As perguntas feitas pelo facilitador durante a constelação são essenciais para guiar o processo e trazer à tona dinâmicas ocultas. As perguntas não devem induzir respostas, mas sim facilitar a conexão com o campo sistêmico, permitindo que as verdades profundas venham à tona.
Perguntas para o cliente no início:
- “Qual é a questão que você gostaria de trabalhar?”
O facilitador pede ao cliente para identificar claramente a questão, o que ajuda a focar o trabalho no campo. - “Quem ou o que você sente que está faltando em sua vida?”
Essa pergunta ajuda a trazer à tona exclusões sistêmicas, um dos principais temas trabalhados em constelações. - “O que você deseja que mude nessa relação?”
Ao responder, o cliente revela suas expectativas e intenções, o que pode indicar os bloqueios ou desejos não realizados dentro do sistema.
Perguntas para os representantes durante a constelação:
- “Como você se sente nessa posição?”
O facilitador pergunta ao representante para observar suas sensações e emoções, que podem indicar dinâmicas ocultas. - “Você sente vontade de se mover?”

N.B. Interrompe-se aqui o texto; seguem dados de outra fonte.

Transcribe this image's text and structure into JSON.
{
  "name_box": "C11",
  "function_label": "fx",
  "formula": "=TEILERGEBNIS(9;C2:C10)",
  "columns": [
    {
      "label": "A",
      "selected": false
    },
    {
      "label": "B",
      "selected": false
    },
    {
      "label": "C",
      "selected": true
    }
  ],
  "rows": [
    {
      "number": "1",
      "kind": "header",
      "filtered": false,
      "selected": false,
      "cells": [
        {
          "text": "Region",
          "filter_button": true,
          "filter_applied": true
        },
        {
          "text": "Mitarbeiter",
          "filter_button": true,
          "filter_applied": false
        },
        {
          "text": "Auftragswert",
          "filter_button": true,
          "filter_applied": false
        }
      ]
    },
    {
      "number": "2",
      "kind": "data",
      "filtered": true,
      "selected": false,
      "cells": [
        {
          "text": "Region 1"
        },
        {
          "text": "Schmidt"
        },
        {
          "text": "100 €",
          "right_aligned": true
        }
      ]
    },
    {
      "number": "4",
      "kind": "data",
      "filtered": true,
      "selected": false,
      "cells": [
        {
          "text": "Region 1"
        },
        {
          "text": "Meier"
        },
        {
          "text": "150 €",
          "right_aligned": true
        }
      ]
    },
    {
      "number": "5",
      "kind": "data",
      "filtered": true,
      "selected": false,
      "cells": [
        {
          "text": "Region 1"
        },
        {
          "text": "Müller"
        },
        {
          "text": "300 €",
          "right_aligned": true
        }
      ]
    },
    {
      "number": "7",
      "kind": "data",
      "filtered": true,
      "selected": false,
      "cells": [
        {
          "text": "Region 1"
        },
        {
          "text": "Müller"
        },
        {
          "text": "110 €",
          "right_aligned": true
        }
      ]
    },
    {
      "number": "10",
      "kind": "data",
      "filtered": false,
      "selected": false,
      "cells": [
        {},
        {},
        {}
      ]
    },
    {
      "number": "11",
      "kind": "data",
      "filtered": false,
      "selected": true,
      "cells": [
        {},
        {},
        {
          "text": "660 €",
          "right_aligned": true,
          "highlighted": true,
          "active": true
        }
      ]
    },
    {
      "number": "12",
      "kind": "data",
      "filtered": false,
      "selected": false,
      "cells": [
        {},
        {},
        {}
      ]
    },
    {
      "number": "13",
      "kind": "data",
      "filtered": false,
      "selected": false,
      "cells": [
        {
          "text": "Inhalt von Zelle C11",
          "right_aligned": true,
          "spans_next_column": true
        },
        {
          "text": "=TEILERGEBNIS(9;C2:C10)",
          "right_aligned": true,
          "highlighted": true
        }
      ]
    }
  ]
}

Movimentos espontâneos podem sugerir a necessidade de reposicionamento dentro do sistema, corrigindo desequilíbrios ou exclusões. - “O que você está percebendo em relação aos outros?”
Essa pergunta ajuda a identificar como os membros do sistema interagem ou se desconectam emocionalmente.
Exemplo Prático:
Se um representante, no papel do pai, expressa que sente uma forte pressão no peito, o facilitador pode perguntar: “De quem você sente essa pressão?” ou “Você sente vontade de ir em direção a alguém ou se afastar?”. Essas perguntas ajudam a direcionar o movimento dentro da constelação e a revelar a dinâmica familiar subjacente.